Helen gave it her all. Her typical work outfit hadn’t changed much since the first time she filled out the form, so she made up a new-and-improved one. She wasn’t much of a cook, so in response to a question about how she would entertain friends for dinner, she lifted ideas from the food section of Ladies’ Home Journal. As for her philosophy of life, it borrowed heavily from Edward R. Murrow’s radio show This I Believe, which broadcast the voices of famous public figures and everyday Americans, sharing their heartfelt, personal philosophies for the common good.

In her final application, Helen Gurley painted herself as a hardworking but fun-loving California girl who enjoyed having friends over for Sunday brunch or for an evening of casual conversation and listening to records. While loyal to her boss, she also slipped in a little mention of the fact that she hoped to someday have a career in copywriting. But she really must have won the judges over with her generous heart, or at least the suggestion of it, cornily declaring that good taste “starts with that most basic commodity—one’s own self—and extends outward to speech, clothes and possessions. It reaches its supreme station . . . in kindness to another human being.”
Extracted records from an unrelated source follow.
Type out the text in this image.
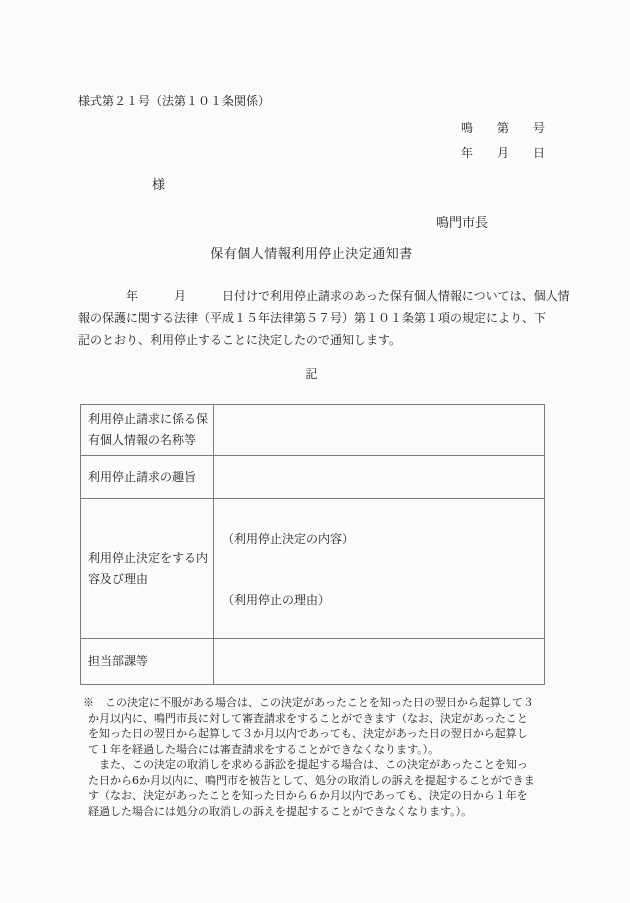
様式第２１号（法第１０１条関係）
鳴　　第　　号
年　　月　　日
様
鳴門市長
保有個人情報利用停止決定通知書
　　　　年　　　月　　　日付けで利用停止請求のあった保有個人情報については、個人情
報の保護に関する法律（平成１５年法律第５７号）第１０１条第１項の規定により、下
記のとおり、利用停止することに決定したので通知します。
記
利用停止請求に係る保有個人情報の名称等	
利用停止請求の趣旨	
利用停止決定をする内容及び理由	（利用停止決定の内容）
（利用停止の理由）

担当部課等	
※　この決定に不服がある場合は、この決定があったことを知った日の翌日から起算して３
か月以内に、鳴門市長に対して審査請求をすることができます（なお、決定があったこと
を知った日の翌日から起算して３か月以内であっても、決定があった日の翌日から起算し
て１年を経過した場合には審査請求をすることができなくなります。）。
　また、この決定の取消しを求める訴訟を提起する場合は、この決定があったことを知っ
た日から6か月以内に、鳴門市を被告として、処分の取消しの訴えを提起することができま
す（なお、決定があったことを知った日から６か月以内であっても、決定の日から１年を
経過した場合には処分の取消しの訴えを提起することができなくなります。）。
Helen submitted her application, and to her delight, Glamour chose her as one of seventeen semifinalists. After surviving the next round of cuts, she was named one of the ten winners and invited to collect her prizes: a new vacation wardrobe to go with a two-week vacation to Hawaii, where she would sightsee, sunbathe, and sip pineapple punch on the terrace of the Royal Hawaiian Hotel, all while being photographed for a feature slated for the magazine’s May issue.

Fine as it was to hang out on the beach, her victory afforded her much more than travel. In the weeks after her win, the name Helen Gurley appeared in newspapers around the country. The magazine made her a mini-celebrity, the “Ideal Career Girl,” as one women’s editor christened her in the Hollywood Citizen-News. It also made her true ambitions known. Had she not confessed her desire to become a copywriter on the magazine’s contest form, she might have remained a secretary. Don Belding assigned Helen to her first account, Sunkist, after being hounded by Mary Campbell, the soon-to-be-legendary head of Condé Nast’s personnel office, who wanted to know why Belding hadn’t given her a chance to write copy of her own.

Glamour was Helen’s passport into a more sophisticated world. Long before David brought Helen to Manhattan, her favorite magazine did, putting her up at the ritzy Waldorf-Astoria when she won. While in town, she also visited Glamour’s headquarters in Midtown—it was her first time in a magazine office.

The second time was in March 1965, when she entered Cosmopolitan’s offices at 1775 Broadway as the magazine’s new editor-in-chief.